Upacara ritual ini diadakan untuk menghormati Prabu
Aji Jayabaya dan mengenang napak tilasnya, sekaligus menjadi agenda wisata
budaya rutinan setiap tahun. Upacara ini diikuti oleh seluruh warga desa Menang
khususnya yang telah dipilih menjadi pelaku upacara oleh panitia. Selain itu,
setiap tahun pihak Yayasan hondodento Yogyakarta selalu hadir dalam ritual
suroan ini serta banyak pengunjung dari berbagai kota lain.
Rangkaian acara ritual suroan ini dimulai dengan doa
bersama yang digelar di balai desa Menang. Kemudian dilanjutkan dengan upacara
adat yaitu prosesi kirab atau iring-iringan menuju pameksan Prabu Aji Joyoboyo.
Dalam melaksanakan kirab budaya ini, semua warga menggunakan pakaian adat Jawa
yang menggambarkan Kerajaan Kediri dahulu kala yang terdiri dari para sesepuh,
pembawa payung pusaka, pembawa bunga, dan warga sekitar.

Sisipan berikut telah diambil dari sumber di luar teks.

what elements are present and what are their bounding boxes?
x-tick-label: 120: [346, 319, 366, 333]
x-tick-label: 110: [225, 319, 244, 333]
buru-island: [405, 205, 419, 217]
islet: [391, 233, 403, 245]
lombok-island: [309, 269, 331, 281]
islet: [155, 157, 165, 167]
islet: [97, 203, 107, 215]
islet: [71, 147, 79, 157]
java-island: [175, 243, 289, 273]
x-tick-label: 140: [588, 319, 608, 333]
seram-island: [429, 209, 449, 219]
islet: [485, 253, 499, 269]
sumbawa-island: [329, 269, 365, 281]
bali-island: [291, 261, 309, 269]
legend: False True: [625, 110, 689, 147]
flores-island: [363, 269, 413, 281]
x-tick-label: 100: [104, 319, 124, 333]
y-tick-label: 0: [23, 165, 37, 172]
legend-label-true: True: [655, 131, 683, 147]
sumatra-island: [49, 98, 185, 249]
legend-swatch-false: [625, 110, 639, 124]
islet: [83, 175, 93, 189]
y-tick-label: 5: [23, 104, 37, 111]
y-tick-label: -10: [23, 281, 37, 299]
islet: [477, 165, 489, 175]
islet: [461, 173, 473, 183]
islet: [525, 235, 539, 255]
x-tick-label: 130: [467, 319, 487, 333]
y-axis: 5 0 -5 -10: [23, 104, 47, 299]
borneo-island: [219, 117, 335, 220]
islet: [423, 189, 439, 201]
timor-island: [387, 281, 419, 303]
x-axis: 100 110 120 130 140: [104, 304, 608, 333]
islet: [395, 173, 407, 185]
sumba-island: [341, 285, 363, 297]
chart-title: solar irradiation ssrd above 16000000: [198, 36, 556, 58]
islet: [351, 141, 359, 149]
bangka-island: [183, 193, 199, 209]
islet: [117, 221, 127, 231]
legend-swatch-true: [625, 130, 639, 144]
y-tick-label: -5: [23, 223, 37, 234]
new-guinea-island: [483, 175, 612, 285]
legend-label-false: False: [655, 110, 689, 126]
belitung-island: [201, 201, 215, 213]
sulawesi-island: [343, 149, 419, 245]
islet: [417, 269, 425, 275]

Prosesi utama dilaksanakan di pameksan yaitu prosesi
tabur bunga dan penyemayaman pusaka Prabu Aji Joyoboyo dan dilanjutkan doa yang
dipimpin oleh sesepuh. Segala prosesi upacara ritual 1 Suro ini diakhiri di
Sendang Tirto Kamandanu yang dipercaya dapat membuang sial dan seluruh pengaruh
jahat.
Selain itu Peran dari pemerintah desa dalam upacara
ritual suroan ini sangat besar, yaitu membentuk kepengurusan ritual suroan,
yang nantinya akan membentuk struktur kepanitian yang bertugas mempersiapkan
seluruh kebutuhan acara 4 bulan jauh sebelum hari H. selain itu, pemerintah
desa juga memberi bantuan pendanaan, menyediakan berbagai fasilitas untuk
berlatih, inventaris dan peralatan ritual, serta berbagai macam keperluan melaksanakan
upacara. Dan yang terpenting pemerintah desa juga bekerjasama dengan dinas
pariwisata kabupaten untuk mendukung semua hal yang berkaitan dengan pelestarian
adat budaya dari leluhur ini.
Hingga saat ini, upacara ritual 1 suro ini masih terus
dilestarikan oleh masyarakat setempat sebagai warisan budaya lokal. Tidak hanya
itu, mereka juga mengajak anak-anak sejak kecil untuk nyantrek/mengikuti dan mengamati
proses upacara adat ini dengan harapan kelak Ketika mereka sudah dewasa jiwanya
akan terpanggil sendiri untuk meneruskan adat istiadat dan budaya yang telah diwariskan
oleh para leluhur terdahulu.
Sudah menjadi tugas kita sebagai generasi selanjutnya untuk
menjaga adat istiadat dan budaya turun temurun bangsa kita yang sangat beragam
ini terlepas dari apapun keyakinannya.